You are viewing a plain text version of this content. The canonical link for it is here.
Posted to commits@pig.apache.org by Apache Wiki <wi...@apache.org> on 2010/03/19 22:31:06 UTC
[Pig Wiki] Update of "MapSideCogroup" by AlanGates

Dear Wiki user,

You have subscribed to a wiki page or wiki category on "Pig Wiki" for change notification.

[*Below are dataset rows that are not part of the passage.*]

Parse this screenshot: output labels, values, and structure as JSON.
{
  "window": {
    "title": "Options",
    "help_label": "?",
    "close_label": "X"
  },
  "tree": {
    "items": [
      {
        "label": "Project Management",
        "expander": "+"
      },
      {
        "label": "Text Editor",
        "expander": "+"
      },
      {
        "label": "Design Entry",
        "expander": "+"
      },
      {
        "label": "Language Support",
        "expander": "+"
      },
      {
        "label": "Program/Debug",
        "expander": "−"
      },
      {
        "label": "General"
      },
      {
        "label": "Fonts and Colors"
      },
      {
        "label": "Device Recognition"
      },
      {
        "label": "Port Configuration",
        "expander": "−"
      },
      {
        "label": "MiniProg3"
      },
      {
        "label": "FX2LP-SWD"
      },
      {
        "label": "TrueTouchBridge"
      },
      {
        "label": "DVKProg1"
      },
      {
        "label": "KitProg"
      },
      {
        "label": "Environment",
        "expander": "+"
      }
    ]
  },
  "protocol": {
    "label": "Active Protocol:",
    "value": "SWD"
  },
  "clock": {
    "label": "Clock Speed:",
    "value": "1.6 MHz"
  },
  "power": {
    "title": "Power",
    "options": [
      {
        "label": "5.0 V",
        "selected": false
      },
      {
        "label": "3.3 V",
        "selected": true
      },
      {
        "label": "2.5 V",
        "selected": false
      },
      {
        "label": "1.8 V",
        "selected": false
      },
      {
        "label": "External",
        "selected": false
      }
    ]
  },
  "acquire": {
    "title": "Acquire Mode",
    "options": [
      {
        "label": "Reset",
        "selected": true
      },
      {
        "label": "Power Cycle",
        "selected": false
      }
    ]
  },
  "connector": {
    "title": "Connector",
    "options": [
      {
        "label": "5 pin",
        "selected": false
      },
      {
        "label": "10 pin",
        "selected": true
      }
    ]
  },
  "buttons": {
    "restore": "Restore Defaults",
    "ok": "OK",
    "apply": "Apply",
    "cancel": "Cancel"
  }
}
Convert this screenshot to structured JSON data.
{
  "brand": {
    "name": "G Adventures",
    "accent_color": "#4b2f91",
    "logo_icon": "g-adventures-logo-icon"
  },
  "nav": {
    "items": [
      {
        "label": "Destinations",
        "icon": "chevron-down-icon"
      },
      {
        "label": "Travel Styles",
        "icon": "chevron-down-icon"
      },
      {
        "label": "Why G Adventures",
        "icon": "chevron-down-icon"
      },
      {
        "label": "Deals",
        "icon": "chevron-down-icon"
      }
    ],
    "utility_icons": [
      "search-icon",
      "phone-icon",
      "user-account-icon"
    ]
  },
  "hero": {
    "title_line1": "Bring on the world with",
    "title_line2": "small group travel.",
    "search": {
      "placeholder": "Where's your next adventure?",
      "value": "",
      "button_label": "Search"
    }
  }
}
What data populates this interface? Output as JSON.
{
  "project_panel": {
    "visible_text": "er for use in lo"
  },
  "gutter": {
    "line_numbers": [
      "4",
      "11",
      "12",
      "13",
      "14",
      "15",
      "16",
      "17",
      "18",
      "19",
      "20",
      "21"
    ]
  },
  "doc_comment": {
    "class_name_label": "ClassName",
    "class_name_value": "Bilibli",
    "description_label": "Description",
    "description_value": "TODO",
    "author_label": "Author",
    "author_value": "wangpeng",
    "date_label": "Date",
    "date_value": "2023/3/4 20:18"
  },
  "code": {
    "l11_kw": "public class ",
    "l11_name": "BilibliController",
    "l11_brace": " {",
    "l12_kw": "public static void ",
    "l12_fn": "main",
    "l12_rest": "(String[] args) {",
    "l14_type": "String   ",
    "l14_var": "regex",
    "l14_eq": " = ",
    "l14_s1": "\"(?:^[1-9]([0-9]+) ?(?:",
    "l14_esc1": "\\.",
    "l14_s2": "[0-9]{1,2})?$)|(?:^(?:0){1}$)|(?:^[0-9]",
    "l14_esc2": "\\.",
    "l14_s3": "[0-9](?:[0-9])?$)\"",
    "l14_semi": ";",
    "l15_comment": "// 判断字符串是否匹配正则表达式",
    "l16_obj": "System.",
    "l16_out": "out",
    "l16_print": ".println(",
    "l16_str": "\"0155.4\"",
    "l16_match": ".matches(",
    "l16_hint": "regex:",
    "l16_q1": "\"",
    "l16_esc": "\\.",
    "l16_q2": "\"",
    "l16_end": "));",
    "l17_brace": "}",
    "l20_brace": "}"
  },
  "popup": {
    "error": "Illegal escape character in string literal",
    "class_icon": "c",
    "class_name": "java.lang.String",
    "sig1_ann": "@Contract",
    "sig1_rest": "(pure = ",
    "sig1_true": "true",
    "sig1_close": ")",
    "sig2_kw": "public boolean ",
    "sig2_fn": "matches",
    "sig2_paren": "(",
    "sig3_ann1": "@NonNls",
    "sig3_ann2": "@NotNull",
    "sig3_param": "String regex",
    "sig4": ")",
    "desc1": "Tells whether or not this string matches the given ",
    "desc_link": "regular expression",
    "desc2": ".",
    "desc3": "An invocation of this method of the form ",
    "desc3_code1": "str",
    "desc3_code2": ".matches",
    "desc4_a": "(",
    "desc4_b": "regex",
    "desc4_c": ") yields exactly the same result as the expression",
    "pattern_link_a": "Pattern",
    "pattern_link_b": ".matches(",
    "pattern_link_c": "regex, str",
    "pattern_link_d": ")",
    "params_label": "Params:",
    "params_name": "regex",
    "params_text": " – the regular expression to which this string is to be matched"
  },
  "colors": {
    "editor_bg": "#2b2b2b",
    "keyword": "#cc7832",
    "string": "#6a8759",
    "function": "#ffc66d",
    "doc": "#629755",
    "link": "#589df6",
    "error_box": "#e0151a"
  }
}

The "MapSideCogroup" page has been changed by AlanGates.
http://wiki.apache.org/pig/MapSideCogroup

--------------------------------------------------

New page:
= Pig Map Side Cogroup Proposal =

This document details the proposal to build a mapside cogroup operator in Pig.

== Restrictions ==
The map side cogroup would initially work with the following restrictions:

 1. All loaded files must be of the same storage type (no cogrouping Zebra and !PigStorage files).
 1. There must exist a loader for this storage type that implements Pig's !IndexableLoadFunc interface (currently only Zebra's !TableLoader meets this criteria.)
 1. The loader used for this must guarantee that it does not split a single value of a key across multiple splits.
 1. Inputs to cogroup must be aliases of load statements. No other operators are allowed.

== Design ==

The map side cogroup would work as follows:

 1. Add an interface !KeyValuesNotSplitLoader.  This interface will have only one method.  When called this method will indicate to the loader that it needs to not split keys across splits for this particular load.
 1. Run an initial MR job to build an index on the left most (assumably the largest) input using Pig's !MergeJoinIndexer
 1. Pig will need to construct the second MR job such that splits from the left most input are used as the splits for the job.  Loads of the other inputs (assumably the smaller inputs) will be done via the !IndexableLoadFunc.
 1. Currently !PigSplit contains the split number.  This information will need to be recorded in the UDFContext so that it can be retrieved by POMergeCogroup operator.  This transfer should probably be done in !PigInputFormat.createRecordReader.
 1. Inside a new POMergeCogroup operator:
{{{
    Determine which split we are in
    if (not last split) {
        Using the index generated by the MergeJoinIndexer,
              determine the first key of the next split
    }
    if (in first split) {
        open each of the other inputs at the beginning
    } else {
        Using the index generated in 1, determine the first key of our split
        open each of the other inputs at this first key 
    }

    construct a heap, using the cogrouping key as the key for the heap
    foreach (input) {
        pull first record
        annotate with input number it came from
        insert into heap
    }
    while (there are records in heap) {
        pull top record from heap
        place in bag based on which input it came from
        if (key from large && EOF on split) continue
        pull record from input that last record from top of heap came from
        if (key pulled < first key in next split) insert into heap
    }
    output final record
}}}
    

== Example ==
Assume a set of tables `mytables` with one large file and n smaller files.  These files have schemas:

{{{
large: (k, x, y)
small1: (k, x, z)
...
smalln: (k, z, alpha)
}}}

Then the Pig Latin script would look like:

{{{
A = load 'large';
B1 = load 'small1';
...
Bn = load 'smalln';
C = cogroup A by k, B1 by k, ..., Bn by k using "merge";
}}}

And C would have a schema of:
{{{
k, bag: large{(k, x, y)}, bag: small1{(k, x, z)}, ..., bag: smalln{(k, z, alpha)}
}}}